The 5 and 95 percentiles of summertime (June to September) surface wind energy data, corresponding to 0.03 and 0.12 W m−2, respectively, were assumed as the mapping extreme values for wind speed measurements. A higher threshold of 99 percentile was assumed for the precipitation data. This is equivalent to 55 mm of 3-day cumulative rainfall. To detect heavy rainfall events, the extreme linear mapping values were considered with a small variation around it, i.e., 50 mm and 60 mm. For global radiation and air temperature, however, more relaxed values were employed for the mapping. We used 1 and 50 percentile of summertime data for the lower and upper boundary values, respectively. These values are 81 and 152 W m−2 for Qsc, and 10 and 18 °C for Ta.

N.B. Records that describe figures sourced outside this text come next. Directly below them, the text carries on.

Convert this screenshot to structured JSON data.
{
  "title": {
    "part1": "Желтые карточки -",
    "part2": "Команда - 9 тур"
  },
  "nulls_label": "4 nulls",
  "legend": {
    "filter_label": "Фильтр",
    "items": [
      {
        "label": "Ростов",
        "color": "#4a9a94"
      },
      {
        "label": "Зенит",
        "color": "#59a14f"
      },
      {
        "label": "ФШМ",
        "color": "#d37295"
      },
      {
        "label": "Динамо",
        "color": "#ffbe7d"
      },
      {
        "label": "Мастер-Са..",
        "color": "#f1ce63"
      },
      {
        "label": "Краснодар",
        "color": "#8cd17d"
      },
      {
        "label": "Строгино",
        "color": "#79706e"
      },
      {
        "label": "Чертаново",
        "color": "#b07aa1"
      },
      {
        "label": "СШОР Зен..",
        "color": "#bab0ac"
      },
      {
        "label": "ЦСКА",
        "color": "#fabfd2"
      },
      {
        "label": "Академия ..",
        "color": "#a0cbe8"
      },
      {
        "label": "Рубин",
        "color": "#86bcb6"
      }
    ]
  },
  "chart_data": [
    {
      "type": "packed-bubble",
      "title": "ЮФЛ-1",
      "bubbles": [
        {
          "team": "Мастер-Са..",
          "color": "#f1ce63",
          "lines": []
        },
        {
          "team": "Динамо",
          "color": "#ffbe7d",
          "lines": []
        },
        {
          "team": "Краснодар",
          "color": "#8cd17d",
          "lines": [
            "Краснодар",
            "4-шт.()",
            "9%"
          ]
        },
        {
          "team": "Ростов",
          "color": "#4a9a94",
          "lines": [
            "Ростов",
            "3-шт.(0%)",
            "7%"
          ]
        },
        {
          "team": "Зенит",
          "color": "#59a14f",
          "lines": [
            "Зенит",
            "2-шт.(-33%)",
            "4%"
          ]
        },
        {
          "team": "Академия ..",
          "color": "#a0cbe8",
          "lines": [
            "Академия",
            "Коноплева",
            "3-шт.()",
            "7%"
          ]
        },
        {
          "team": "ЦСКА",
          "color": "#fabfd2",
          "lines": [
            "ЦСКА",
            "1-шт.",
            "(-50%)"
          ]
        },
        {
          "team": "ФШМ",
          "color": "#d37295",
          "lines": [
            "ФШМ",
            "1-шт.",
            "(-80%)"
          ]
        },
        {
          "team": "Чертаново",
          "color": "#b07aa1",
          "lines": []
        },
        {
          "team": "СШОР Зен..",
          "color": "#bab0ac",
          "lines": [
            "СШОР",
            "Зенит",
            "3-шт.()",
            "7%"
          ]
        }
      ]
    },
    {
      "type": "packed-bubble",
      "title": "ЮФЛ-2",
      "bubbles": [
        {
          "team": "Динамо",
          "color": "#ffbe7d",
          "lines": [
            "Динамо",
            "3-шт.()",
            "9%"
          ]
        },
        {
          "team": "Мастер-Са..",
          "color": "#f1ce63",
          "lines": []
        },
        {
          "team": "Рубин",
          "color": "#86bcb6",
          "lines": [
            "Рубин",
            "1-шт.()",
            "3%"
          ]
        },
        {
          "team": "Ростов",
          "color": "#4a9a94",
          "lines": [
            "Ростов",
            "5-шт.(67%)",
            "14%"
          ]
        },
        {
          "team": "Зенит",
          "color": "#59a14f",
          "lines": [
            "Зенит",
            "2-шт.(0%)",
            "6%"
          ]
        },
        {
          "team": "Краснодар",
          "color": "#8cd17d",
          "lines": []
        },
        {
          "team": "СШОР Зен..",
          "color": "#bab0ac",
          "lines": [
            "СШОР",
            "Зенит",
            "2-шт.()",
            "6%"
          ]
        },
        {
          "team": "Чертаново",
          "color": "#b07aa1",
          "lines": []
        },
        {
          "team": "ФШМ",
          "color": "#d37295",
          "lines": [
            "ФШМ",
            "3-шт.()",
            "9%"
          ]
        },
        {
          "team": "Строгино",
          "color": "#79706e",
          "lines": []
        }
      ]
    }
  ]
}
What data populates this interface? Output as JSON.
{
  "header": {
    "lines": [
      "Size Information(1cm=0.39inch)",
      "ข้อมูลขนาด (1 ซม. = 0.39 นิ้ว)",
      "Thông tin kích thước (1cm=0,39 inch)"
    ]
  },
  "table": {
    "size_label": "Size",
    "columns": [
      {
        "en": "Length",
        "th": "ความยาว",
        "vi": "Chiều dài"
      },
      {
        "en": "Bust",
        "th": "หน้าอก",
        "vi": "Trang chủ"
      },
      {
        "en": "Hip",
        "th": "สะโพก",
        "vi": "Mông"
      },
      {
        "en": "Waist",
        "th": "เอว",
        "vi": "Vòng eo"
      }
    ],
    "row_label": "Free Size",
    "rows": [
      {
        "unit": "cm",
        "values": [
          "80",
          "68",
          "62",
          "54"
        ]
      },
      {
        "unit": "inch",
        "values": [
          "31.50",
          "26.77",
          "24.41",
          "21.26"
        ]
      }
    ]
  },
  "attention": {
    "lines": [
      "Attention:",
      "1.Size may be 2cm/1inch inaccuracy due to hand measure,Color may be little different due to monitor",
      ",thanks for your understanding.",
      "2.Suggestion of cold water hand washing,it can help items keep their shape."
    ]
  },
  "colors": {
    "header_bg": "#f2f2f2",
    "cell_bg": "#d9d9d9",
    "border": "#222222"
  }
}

Then, at each time step, we calculated the probability of each of the three identified prerequisites for an algal bloom, i.e., heavy rainfall a few weeks before, strong wind energy a few days before, and calm and relatively warm conditions a few days after (Fig. 4 and Supplementary Fig. 15).

$${P}_{{{{{{\rm{post}}}}}}-{{{{{\rm{precipitation}}}}}}}^{n}={P}_{1}^{n}=\max \left[S\left({y}_{\Pr }^{\, j}\right)\right],j\in \left\{n-59,n-58,\ldots ,n\right\}$$
(11)
$${P}_{{{{{{\rm{strong}}}}}}\; {{{{{\rm{wind}}}}}}}^{n}={P}_{2}^{n}={mean}\left[S\left({y}_{{{{{{\rm{U}}}}}}10}^{ \, j}\right)\right],j\in \left\{n-6,n-5,\ldots ,n\right\}$$
(12)
$${P}_{{{{{{\rm{calm}}}}}}\; {{{{\&}}}} \; {{{{{\rm{warm}}}}}}}^{n}= {P}_{3}^{n}={mean}\left[S\left({y}_{{{{{{\rm{Ta}}}}}}}^{ \, j}\right)\right]\times {mean}\left[S\left({y}_{{{{{{\rm{Qsc}}}}}}}^{ \, j}\right)\right]\\ \times {mean}\left[1-S\left({y}_{{{{{{\rm{U}}}}}}10}^{ \, j}\right)\right],j\in \left\{n,n+1,\ldots ,n+6\right\}$$
(13)

Here, the time lags (for “post-precipitation” and “strong wind”) and time lead (for “calm & warm”) of 60 days, 7 days, and 7 days, were assumed for the three prerequisites, respectively, indicated by j in Eqs. (11)–(13). These time lags and time lead are slightly higher than those found for 2021 Uroglena bloom in Lake Geneva, i.e., ~6 weeks for heavy rainfall, ~4 days strong wind, and ~4 days for calm & warm conditions. This will give more flexibility to the statistical model, i.e., more days will be attributed with favorable prerequisites. Finally, the bloom occurrence conditional probability was estimated as follows:

$${P}^{n}\left({{{{{\rm{bloom}}}}}}\right)={\prod }_{i=1}^{3}{P}_{i}^{n}$$
(14)

An arbitrary threshold of >0.75 was employed as the significant probability of bloom occurrence. This relatively high value corresponds to a probability of at least 0.9 for each of three prerequisites. However, by mathematical definition, the lower the value of Pn (bloom), the less chance there is for the bloom occurrence.

Reporting summary

Further information on research design is available in the Nature Portfolio Reporting Summary linked to this article.